Bob, who’s been one of the Giro’s most consistent riders, impressing on both the flat and the climbs while at the same time laying down the watts for the team in Fernando Gaviria’s excellent lead-out train, also nabbed a success, in Bergamo, where he became the first Luxembourger in 56 years to roar over the line victorious on a stage, after taking the race by the scruff of the neck and attacking on the final climb in order to force a selection, before outsprinting all the other favourites.
“The battle for the white jersey was a really nice one. We both had good stages and bad stages, and at the end of the day I am happy for prevailing and winning this classification again”, said a jubilant Bob Jungels just after the finish. “I can’t tell you how proud I am of my team, the boys were there over these weeks and helped me in achieving my goals. We finished this race with all nine riders, and this just shows the quality and depth of our team. It was a very tough Giro and to take the maglia bianca and eighth overall gives me something on which I can build in the future.”
Fernando Gaviria was another superstar of the 100th edition, taking home four stage wins at his Grand Tour debut (a performance not seen in the past 38 years) and the famed maglia ciclamino, thus becoming the first Colombian ever to win the points classification at a three-week race. After a rather quiet start, the 22-year-old rose to prominence on the wind-swept stage 3, when Quick-Step Floors smashed the peloton in the crosswinds, delivering Fernando to the finish line in Cagliari in a perfect position to break the ice.
Messina, Reggio Emilia and Tortona were the other cities in which the South American left his mark on the race in a spectacular way, proving he can win with a lead-out train but also on his own coming from behind, by making full use of his fast turn of speed, instinct and track skills.
“I can’t tell you what it means for me to enjoy such success in my first Grand Tour. To arrive in Milan together with this special team is something really incredible. We proved a fantastic spirit, we were always there at the front, we fought in every single moment and now we are very happy”, explained a beaming Fernando in Milan.

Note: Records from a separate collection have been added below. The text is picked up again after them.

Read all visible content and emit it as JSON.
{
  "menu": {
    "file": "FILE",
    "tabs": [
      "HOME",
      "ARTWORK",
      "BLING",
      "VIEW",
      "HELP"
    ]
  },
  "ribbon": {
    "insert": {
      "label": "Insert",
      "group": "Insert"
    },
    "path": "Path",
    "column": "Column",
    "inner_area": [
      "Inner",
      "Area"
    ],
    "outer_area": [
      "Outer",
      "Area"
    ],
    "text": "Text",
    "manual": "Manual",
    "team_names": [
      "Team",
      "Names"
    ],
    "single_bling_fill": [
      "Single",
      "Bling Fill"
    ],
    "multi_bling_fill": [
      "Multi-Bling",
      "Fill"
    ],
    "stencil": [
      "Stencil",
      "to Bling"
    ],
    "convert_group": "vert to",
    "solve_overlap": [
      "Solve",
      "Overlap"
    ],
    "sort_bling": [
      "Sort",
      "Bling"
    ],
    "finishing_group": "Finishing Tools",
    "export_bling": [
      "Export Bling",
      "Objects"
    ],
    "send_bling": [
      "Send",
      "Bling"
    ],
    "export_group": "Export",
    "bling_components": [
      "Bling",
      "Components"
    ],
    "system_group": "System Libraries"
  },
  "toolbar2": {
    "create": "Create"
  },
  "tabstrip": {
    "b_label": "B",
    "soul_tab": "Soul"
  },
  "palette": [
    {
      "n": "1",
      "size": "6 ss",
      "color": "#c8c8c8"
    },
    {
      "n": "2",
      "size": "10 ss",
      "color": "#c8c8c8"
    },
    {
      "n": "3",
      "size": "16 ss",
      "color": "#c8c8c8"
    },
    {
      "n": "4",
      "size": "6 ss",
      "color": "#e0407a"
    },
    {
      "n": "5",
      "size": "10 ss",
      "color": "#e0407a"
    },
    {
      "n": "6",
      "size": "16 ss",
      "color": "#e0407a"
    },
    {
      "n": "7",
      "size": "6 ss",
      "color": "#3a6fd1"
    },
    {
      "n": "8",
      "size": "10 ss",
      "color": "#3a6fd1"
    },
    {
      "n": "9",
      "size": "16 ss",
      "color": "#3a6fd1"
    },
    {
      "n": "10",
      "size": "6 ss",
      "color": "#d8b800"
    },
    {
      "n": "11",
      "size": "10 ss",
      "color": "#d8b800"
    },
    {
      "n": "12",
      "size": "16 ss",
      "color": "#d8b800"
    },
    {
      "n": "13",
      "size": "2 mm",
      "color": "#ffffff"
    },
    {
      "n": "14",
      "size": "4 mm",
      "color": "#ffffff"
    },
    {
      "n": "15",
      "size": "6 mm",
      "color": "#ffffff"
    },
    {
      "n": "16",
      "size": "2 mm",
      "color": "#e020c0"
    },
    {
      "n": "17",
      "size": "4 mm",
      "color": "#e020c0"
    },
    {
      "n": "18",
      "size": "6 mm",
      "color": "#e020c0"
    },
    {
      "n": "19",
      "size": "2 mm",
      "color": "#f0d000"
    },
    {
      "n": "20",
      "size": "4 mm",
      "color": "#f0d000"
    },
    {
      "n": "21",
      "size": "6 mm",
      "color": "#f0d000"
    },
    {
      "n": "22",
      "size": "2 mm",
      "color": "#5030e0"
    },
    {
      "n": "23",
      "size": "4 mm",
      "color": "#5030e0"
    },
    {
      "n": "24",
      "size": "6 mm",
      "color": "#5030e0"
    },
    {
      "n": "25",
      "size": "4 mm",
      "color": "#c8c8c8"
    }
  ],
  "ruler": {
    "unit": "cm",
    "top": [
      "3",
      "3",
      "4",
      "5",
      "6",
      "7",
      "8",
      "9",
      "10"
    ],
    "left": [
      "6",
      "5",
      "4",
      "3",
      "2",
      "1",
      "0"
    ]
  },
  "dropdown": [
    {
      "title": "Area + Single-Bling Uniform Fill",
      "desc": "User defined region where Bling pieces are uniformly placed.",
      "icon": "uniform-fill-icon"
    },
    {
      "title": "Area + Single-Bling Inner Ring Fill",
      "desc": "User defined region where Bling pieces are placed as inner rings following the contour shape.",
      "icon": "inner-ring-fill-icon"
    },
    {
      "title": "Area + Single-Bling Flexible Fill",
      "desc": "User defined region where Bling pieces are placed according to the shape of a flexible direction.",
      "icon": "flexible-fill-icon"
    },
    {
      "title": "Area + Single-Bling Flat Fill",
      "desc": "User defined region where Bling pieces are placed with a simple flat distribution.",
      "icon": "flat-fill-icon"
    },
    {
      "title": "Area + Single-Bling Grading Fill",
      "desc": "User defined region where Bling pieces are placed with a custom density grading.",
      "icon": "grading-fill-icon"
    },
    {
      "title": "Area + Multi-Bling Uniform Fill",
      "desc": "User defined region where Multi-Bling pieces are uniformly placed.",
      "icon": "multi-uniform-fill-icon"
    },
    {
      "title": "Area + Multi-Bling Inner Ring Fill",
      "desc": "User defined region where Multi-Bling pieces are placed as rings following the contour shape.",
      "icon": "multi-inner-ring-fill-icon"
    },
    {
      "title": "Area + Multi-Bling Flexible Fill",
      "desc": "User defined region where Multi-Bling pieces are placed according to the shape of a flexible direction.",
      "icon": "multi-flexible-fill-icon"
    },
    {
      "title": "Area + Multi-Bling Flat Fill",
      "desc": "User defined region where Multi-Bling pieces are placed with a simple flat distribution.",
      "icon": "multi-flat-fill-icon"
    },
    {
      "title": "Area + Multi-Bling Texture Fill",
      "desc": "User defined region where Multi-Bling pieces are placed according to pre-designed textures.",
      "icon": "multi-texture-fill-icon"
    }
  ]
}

Gaviria, a history maker at the Corsa Rosa, talked also of the perfect run he has enjoyed at the Giro d’Italia, where he carved out an impressive palmares for a 22-year-old, who’s racing his just second season in the pro ranks: “Before the start, I was thinking of winning a stage, but to conclude the race with four victories, a stint in the pink jersey and the maglia ciclamino, which throughout history was won by some of the biggest sprinters in the world, like Cipollini, Petacchi or Cavendish, it’s beyond my imagination. I want to thank to the entire team, to my family and to my fans, this success is also for Colombia.”
But the Giro d’Italia wasn’t just a race of the winners, it was also a race of the riders who didn’t were into the spotlight all the time, but relentlessly did a huge share of work every single day: Eros Capecchi (instrumental in the mountains), Laurens De Plus (who concluded his maiden Grand Tour in 24th place, a sign for things to come), Dries Devenyns – the winner of Monte Grappa – Iljo Keisse, Davide Martinelli, Maximiliano Richeze and Pieter Serry, who controlled the breakaways and spent countless kilometers at the front of the bunch – all of them contributed to Quick-Step Floors’ resounding success in the Peninsula.
Quick-Step Floors’ magnificent Giro d’Italia, one of the team’s best ever outings at a Grand Tour, helped the squad managed by Patrick Lefevere extend the already impressive lead it possesses in the World Tour rankings to nearly 2000 points after 22 of the season’s 37 events.